Some impacts that adversely affect wildlife include:

  • Increased disease
  • Increased invasive species
  • Diminished food sources
  • Habitat loss
  • Strained reproduction cycles

Local animal extinctions are already widespread because of climate change. By 2100, global temperatures are projected to be above two degrees Celsius, increasing the risk of extinctions and ecosystem collapse. Over the past five years, Mississauga, like many other cities, has experienced more intense rain and windstorms, which have damaged trees, wildlife habitats and aquatic ecosystems.

Over the past 80 years, according to the Credit Valley Conservation, weather patterns in Peel Region show the climate is becoming warmer and wetter, with the greatest changes occurring during the last three decades. There has been an average annual temperature increase of 1.8 degrees, double the rate of warming measured globally.

Regionally, wildlife is experiencing:

Changing habitats

Warmer weather reduces oxygen levels in water streams like the Credit River. This can have an impact on aquatic wildlife like fish, including trout and salmon, as well as native plants, reptiles and amphibians. The Eastern hemlock, a native tree in the Credit River Watershed, is also in decline because of changing weather patterns. This tree species provides important habitat to birds who nest in the dense foliage and shades streams to cool down water temperatures. The loss of native trees can further affect streams that are already warming due to changing temperatures.

More invasive species

When natural and urban ecosystems are affected by climate change, invasive species can move in and create further damage. For example, extreme outbreaks of the invasive species Lymantria dispar dispar (LDD) – formerly known as gypsy moth – typically end when a natural control including a virus and fungus kill the population. Warmer and drier springs can prevent this targeted fungus from flourishing, thereby prolonging LDD outbreaks resulting in impacts on trees throughout the city.

The Emerald Ash Borer is another invasive insect that attacks Ash trees. Extreme cold winter days kill the larvae and mitigate their impact. Fewer extreme cold days result in increased range and insect populations – essentially killing Ash trees in Mississauga, which are an important component of the City’s urban forest.

Trees play a critical role in fighting climate change as they improve air quality, reduce stormwater runoff, lower urban temperatures and clean water. These invasive pests leave the trees more vulnerable to other diseases, drought and ultimately the loss of habitat for wildlife.

Increased disease

Warmer temperatures are increasing the range and population size of mosquitoes, ticks and other pests that carry disease. This includes blacklegged ticks that carry Lyme Disease. Wild mammals, like white-tailed deer, raccoons and small rodents like squirrels, chipmunks and mice can all carry ticks and can contract Lyme Disease. Warm temperatures influence the life cycle and prevalence of blacklegged ticks. Shorter winters can increase their activity significantly.

The West Nile Virus’ expansion in Canada has also been linked to climate change and has been found in more than 150 bird species. Owls, hawks, eagles and songbirds such as blue jays are extremely susceptible to West Nile Virus.

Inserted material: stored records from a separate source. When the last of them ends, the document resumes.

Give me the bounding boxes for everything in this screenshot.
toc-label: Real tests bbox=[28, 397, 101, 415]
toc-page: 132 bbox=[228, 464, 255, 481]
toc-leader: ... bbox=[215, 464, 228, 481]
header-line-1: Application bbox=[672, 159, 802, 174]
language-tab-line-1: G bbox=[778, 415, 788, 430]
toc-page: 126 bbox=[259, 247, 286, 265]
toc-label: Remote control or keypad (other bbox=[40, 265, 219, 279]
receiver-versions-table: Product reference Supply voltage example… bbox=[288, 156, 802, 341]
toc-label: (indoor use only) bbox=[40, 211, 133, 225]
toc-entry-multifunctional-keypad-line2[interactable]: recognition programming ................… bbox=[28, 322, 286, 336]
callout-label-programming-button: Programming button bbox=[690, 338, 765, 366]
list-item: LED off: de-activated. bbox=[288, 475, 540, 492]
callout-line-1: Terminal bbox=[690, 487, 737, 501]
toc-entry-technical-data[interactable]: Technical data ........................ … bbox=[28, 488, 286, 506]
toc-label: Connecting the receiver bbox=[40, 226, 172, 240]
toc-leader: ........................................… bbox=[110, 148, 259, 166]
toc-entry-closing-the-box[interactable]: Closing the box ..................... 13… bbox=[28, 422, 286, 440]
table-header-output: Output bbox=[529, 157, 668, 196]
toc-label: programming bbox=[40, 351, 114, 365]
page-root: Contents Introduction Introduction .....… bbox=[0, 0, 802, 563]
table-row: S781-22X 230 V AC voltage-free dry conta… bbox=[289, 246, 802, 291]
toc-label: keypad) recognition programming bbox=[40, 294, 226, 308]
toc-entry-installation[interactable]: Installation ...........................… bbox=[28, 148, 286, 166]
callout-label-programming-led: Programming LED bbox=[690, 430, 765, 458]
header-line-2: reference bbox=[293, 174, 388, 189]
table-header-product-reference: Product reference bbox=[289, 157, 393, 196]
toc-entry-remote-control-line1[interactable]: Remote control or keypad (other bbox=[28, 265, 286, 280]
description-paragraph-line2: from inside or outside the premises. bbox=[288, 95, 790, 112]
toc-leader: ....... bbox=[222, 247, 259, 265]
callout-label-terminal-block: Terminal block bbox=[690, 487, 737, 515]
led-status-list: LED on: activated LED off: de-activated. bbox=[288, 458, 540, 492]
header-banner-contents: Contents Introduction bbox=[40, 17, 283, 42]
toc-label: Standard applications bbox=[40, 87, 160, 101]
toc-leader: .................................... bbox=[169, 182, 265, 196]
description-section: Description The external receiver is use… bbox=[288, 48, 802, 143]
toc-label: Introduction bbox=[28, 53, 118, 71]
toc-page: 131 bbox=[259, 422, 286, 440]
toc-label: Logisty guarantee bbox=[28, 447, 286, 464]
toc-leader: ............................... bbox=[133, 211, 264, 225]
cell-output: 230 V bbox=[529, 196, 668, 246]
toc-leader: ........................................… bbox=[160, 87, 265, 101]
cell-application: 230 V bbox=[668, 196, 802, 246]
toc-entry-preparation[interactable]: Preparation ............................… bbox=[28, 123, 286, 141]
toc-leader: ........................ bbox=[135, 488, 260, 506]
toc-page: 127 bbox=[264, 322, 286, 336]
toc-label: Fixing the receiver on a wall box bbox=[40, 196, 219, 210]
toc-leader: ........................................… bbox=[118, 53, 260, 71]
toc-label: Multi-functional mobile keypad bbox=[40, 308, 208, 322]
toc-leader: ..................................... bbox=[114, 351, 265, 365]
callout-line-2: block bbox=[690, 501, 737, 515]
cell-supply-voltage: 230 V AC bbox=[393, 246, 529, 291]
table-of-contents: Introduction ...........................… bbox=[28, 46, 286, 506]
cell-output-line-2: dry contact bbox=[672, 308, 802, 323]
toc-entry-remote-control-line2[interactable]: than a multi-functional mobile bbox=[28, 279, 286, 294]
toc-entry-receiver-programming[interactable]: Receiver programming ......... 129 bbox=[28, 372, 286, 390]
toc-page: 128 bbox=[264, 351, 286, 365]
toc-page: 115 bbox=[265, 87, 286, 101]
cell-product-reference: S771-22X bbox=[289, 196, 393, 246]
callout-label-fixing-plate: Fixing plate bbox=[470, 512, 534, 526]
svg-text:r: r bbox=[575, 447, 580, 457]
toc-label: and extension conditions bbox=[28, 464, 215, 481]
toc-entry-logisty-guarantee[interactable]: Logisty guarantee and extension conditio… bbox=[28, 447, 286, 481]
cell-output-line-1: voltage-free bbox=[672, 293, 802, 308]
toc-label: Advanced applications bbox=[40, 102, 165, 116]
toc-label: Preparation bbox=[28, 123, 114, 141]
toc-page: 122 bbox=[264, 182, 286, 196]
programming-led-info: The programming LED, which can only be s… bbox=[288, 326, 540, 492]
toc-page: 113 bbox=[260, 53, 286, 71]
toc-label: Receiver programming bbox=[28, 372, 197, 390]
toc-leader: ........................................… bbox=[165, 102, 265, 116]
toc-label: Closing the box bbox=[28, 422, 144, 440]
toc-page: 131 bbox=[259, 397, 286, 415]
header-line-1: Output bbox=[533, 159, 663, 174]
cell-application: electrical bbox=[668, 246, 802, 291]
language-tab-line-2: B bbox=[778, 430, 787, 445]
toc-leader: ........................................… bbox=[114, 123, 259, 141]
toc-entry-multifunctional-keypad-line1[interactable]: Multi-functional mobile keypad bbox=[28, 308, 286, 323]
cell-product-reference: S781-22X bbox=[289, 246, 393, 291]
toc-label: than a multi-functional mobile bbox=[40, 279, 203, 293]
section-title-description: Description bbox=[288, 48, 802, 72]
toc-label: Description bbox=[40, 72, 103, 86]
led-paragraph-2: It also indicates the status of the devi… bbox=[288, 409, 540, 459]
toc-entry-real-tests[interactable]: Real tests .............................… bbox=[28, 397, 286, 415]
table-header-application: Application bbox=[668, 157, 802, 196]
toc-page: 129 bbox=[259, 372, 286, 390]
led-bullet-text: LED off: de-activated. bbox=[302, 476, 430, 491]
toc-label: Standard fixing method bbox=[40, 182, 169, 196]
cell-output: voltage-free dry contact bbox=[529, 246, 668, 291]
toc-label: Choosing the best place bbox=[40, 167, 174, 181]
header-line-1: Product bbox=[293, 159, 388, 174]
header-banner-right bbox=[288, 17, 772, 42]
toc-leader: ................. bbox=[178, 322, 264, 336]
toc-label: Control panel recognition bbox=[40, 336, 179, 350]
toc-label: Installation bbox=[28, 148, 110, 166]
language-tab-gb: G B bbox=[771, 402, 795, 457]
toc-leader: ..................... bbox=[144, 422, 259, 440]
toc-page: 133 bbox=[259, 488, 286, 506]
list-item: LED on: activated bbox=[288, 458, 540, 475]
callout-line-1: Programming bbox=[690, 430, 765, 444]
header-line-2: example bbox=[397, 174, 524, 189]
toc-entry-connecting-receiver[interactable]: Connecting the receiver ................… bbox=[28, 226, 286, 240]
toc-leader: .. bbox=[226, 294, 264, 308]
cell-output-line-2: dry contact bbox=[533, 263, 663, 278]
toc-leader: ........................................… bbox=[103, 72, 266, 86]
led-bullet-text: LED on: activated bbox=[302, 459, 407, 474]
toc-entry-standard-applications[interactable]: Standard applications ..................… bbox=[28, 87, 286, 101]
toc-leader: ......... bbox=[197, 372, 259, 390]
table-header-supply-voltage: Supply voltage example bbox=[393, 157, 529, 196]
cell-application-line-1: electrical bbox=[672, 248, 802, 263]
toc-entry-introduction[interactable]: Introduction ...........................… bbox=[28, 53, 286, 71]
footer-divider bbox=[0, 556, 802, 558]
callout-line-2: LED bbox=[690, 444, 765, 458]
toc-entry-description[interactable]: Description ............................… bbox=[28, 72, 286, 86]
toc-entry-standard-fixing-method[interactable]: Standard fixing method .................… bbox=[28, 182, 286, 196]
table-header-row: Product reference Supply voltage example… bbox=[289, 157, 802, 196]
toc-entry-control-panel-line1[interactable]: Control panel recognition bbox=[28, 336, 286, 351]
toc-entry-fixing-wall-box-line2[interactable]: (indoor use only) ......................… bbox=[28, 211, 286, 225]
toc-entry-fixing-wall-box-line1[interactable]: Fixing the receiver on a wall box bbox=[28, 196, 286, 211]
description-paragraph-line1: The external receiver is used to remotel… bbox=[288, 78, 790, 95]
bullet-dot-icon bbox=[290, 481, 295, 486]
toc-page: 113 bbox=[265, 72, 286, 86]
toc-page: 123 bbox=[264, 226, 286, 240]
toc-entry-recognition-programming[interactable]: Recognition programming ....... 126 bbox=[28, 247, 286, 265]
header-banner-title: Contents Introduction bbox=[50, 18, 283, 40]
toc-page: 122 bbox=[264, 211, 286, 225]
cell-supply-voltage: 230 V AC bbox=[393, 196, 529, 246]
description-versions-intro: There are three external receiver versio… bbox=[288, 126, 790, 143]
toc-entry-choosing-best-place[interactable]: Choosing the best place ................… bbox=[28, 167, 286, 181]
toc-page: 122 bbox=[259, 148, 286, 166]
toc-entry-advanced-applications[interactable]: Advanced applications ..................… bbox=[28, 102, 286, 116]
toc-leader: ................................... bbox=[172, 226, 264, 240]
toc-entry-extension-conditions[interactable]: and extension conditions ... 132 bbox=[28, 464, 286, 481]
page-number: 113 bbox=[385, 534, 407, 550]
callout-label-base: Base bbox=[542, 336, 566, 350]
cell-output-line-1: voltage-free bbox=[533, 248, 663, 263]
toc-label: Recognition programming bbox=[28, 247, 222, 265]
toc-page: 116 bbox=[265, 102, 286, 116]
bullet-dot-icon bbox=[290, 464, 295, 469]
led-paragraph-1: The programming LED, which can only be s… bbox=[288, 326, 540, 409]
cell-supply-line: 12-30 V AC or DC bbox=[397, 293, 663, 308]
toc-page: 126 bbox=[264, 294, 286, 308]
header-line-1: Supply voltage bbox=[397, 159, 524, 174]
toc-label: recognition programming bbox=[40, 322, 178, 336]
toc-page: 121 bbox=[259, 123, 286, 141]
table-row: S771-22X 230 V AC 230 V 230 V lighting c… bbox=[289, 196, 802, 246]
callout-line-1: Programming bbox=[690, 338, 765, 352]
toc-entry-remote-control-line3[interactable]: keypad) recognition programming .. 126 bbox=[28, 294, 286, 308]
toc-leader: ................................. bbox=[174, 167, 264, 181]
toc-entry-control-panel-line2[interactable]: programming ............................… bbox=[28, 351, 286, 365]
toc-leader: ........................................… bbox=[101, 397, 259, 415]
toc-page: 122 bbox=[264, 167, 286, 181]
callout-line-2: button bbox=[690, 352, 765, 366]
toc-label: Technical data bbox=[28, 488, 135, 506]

Wildlife in Mississauga depend on healthy habitats which include the right temperatures, access to water, food sources and comfortable areas to raise their young. Climate change is developing quickly and altering wildlife’s survival while putting natural resources at risk.

 How you can help:

  • Reduce your own carbon footprint to do your part to fight climate change.
  • Preserve and respect wildlife habitats. When visiting a park or trail, leave wildlife alone (e.g., avoid feeding, stay on the trails, pick up waste/litter).
  • Plant a pollinator-friendly garden with native types of grass, wildflowers, shrubs and trees.
  • Report sightings of invasive species.
  • Report animals in distress.

The City is working to protect wildlife and natural ecosystems through:

Climate change is real, not only for humans, but for also for precious wildlife. Every action we take to reduce its impacts can benefit our ecosystems and habitats, creating a more sustainable environment for all creatures and species.